Kembangkan Kain Tenun Cetak, Raul Lemos Rangkul Pengrajin Lokal

Krisdayanti dan suaminya Raul Lemos mencoba mengembangkan kain tenun asli Timor Leste, Tais. Untuk lebih memasyarakatkan di dalam dan luar negeri, Raul Lemos pun juga mengembangkan kain Tais dengan menggunakan corak printing atau cetak.

“Untuk lebih mengembangkan secara pesat, maka munculah ide untuk kain ini menggunakan printing. Ke depannya kita akan mengembangkan dengan tanpa menghilangkan kultur budaya kita sendiri,” ujar Raul Lemos kepada wartawan di Dili Convention Center, Dili, Timor Leste, akhir pekan lalu.

Raul Lemos menganggap corak dari Tais mencerminkan nilai budaya yang sangat tinggi sekali. Dia juga akan merangkul pengrajin tenun lokal untuk lebih menciptakan Tais yang bervariasi.

“Kami akan berusaha merangkul mereka semua untuk memotivasi. Agar mereka bisa mengembangkan dengan warna yang lebih bagus lagi. Saya berkeinginan semuanya memakai Tais sebagai batik dari Timor,” ujar Raul Lemos.

Raul Lemos dan Krisdayanti berkeinginan suatu saat nanti Tais bisa mendunia dan digunakan dalam kehidupan sehari-hari. Tak hanya itu saja, penggunaan kain Tais masih bisa digunakan untuk ritual kebudayaan.

“Nilai budaya yang tenun itu sangat tinggi sekali sehingga ini (Tais printing) tidak mungkin diberikan dalam acara kematian atau lamar melamar,” kata Raul.

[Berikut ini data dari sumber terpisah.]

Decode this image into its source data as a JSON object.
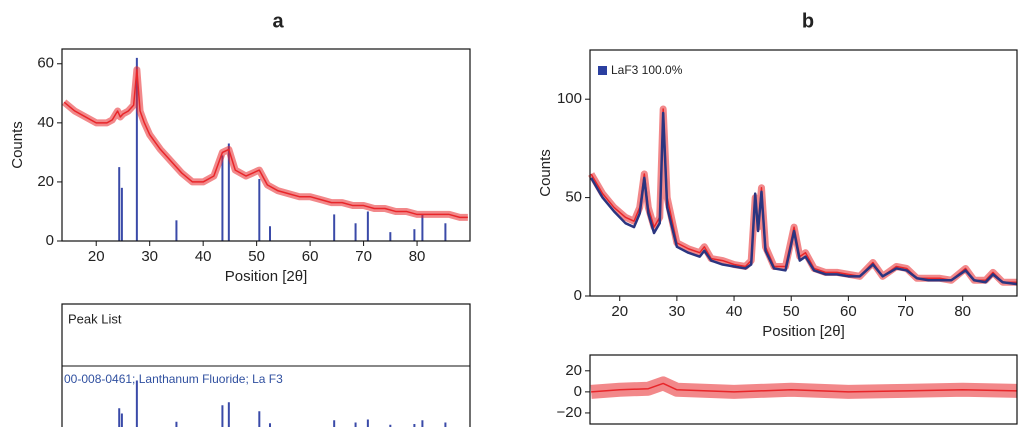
{
  "chart_data": [
    {
      "type": "line",
      "title": "a",
      "xlabel": "Position [2θ]",
      "ylabel": "Counts",
      "xlim": [
        13.6,
        89.9
      ],
      "ylim": [
        0,
        65
      ],
      "xticks": [
        20,
        30,
        40,
        50,
        60,
        70,
        80
      ],
      "yticks": [
        0,
        20,
        40,
        60
      ],
      "x": [
        14,
        16,
        18,
        20,
        22,
        23,
        24,
        24.5,
        25,
        26,
        27,
        27.6,
        28.2,
        29,
        30,
        32,
        34,
        36,
        38,
        40,
        42,
        43.6,
        44.8,
        46,
        48,
        50.5,
        52,
        54,
        56,
        58,
        60,
        62,
        64,
        66,
        68,
        70,
        72,
        74,
        76,
        78,
        80,
        82,
        84,
        86,
        88,
        89.5
      ],
      "values": [
        47,
        44,
        42,
        40,
        40,
        41,
        44,
        42,
        43,
        44,
        46,
        58,
        44,
        40,
        36,
        31,
        27,
        23,
        20,
        20,
        22,
        30,
        31,
        24,
        22,
        24,
        19,
        17,
        16,
        15,
        15,
        14,
        13,
        13,
        12,
        12,
        11,
        11,
        10,
        10,
        9,
        9,
        9,
        9,
        8,
        8
      ],
      "color": "#e8262a",
      "sticks": {
        "x": [
          24.3,
          24.8,
          27.6,
          35,
          43.6,
          44.8,
          50.5,
          52.5,
          64.5,
          68.5,
          70.8,
          75,
          79.5,
          81,
          85.3
        ],
        "values": [
          25,
          18,
          62,
          7,
          29,
          33,
          21,
          5,
          9,
          6,
          10,
          3,
          4,
          9,
          6
        ],
        "color": "#3a4aa8"
      },
      "peak_list": {
        "title": "Peak List",
        "reference": "00-008-0461; Lanthanum Fluoride; La F3"
      }
    },
    {
      "type": "line",
      "title": "b",
      "xlabel": "Position [2θ]",
      "ylabel": "Counts",
      "xlim": [
        14.8,
        89.5
      ],
      "ylim": [
        0,
        125
      ],
      "xticks": [
        20,
        30,
        40,
        50,
        60,
        70,
        80
      ],
      "yticks": [
        0,
        50,
        100
      ],
      "x": [
        15,
        17,
        19,
        21,
        22.5,
        23.5,
        24.3,
        25,
        26,
        27,
        27.6,
        28.3,
        30,
        32,
        34,
        34.8,
        36,
        38,
        40,
        42,
        43,
        43.7,
        44.2,
        44.8,
        45.5,
        47,
        49,
        50.5,
        51.5,
        52.5,
        54,
        56,
        58,
        60,
        62,
        64.3,
        66,
        68.4,
        70.2,
        72,
        74,
        76,
        78,
        80.5,
        82,
        84,
        85.3,
        87,
        89.5
      ],
      "series": [
        {
          "color": "#e8262a",
          "values": [
            62,
            52,
            45,
            40,
            38,
            45,
            62,
            45,
            35,
            40,
            95,
            50,
            27,
            24,
            22,
            25,
            19,
            18,
            16,
            15,
            18,
            50,
            35,
            55,
            25,
            15,
            15,
            35,
            20,
            22,
            14,
            12,
            12,
            11,
            10,
            17,
            10,
            15,
            14,
            9,
            9,
            9,
            8,
            14,
            8,
            8,
            12,
            7,
            7
          ]
        },
        {
          "name": "LaF3 100.0%",
          "color": "#2b3580",
          "values": [
            60,
            50,
            43,
            37,
            35,
            42,
            60,
            42,
            32,
            37,
            93,
            45,
            25,
            22,
            20,
            23,
            18,
            16,
            15,
            14,
            16,
            52,
            33,
            53,
            23,
            14,
            13,
            33,
            18,
            20,
            13,
            11,
            11,
            10,
            10,
            16,
            10,
            14,
            13,
            9,
            8,
            8,
            8,
            13,
            8,
            7,
            11,
            7,
            6
          ]
        }
      ],
      "legend": "upper left"
    },
    {
      "type": "line",
      "xlim": [
        14.8,
        89.5
      ],
      "ylim": [
        -30.5,
        35
      ],
      "yticks": [
        20,
        0,
        {
          "value": -20,
          "label": "−20"
        }
      ],
      "x": [
        15,
        20,
        25,
        27.6,
        30,
        40,
        50,
        60,
        70,
        80,
        89.5
      ],
      "values": [
        0,
        2,
        3,
        8,
        2,
        0,
        2,
        0,
        1,
        2,
        1
      ],
      "color": "#e8262a"
    }
  ]
}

Tais dengan metode printing diproduksi oleh brand yang didirikan oleh KD dan Raul, yakni Raya Tax. Sampai sejauh ini sudah ada 4.000 item pakaian yang sudah diproduksi oleh Raya Tax dan siap dipasarkan, tidak hanya di Timor Leste, tapi juga di Indonesia.

Sementara itu, Krisdayanti optimis Tais akan menjadi produk yang disukai masyarakat. “Kain printing ini akan meluaskan pemakaian Tais ke masyarakat Timor Leste secara umum. Insya Allah harganya juga bisa lebih terjangkau,” pungkas wanita yang akrab disapa KD ini.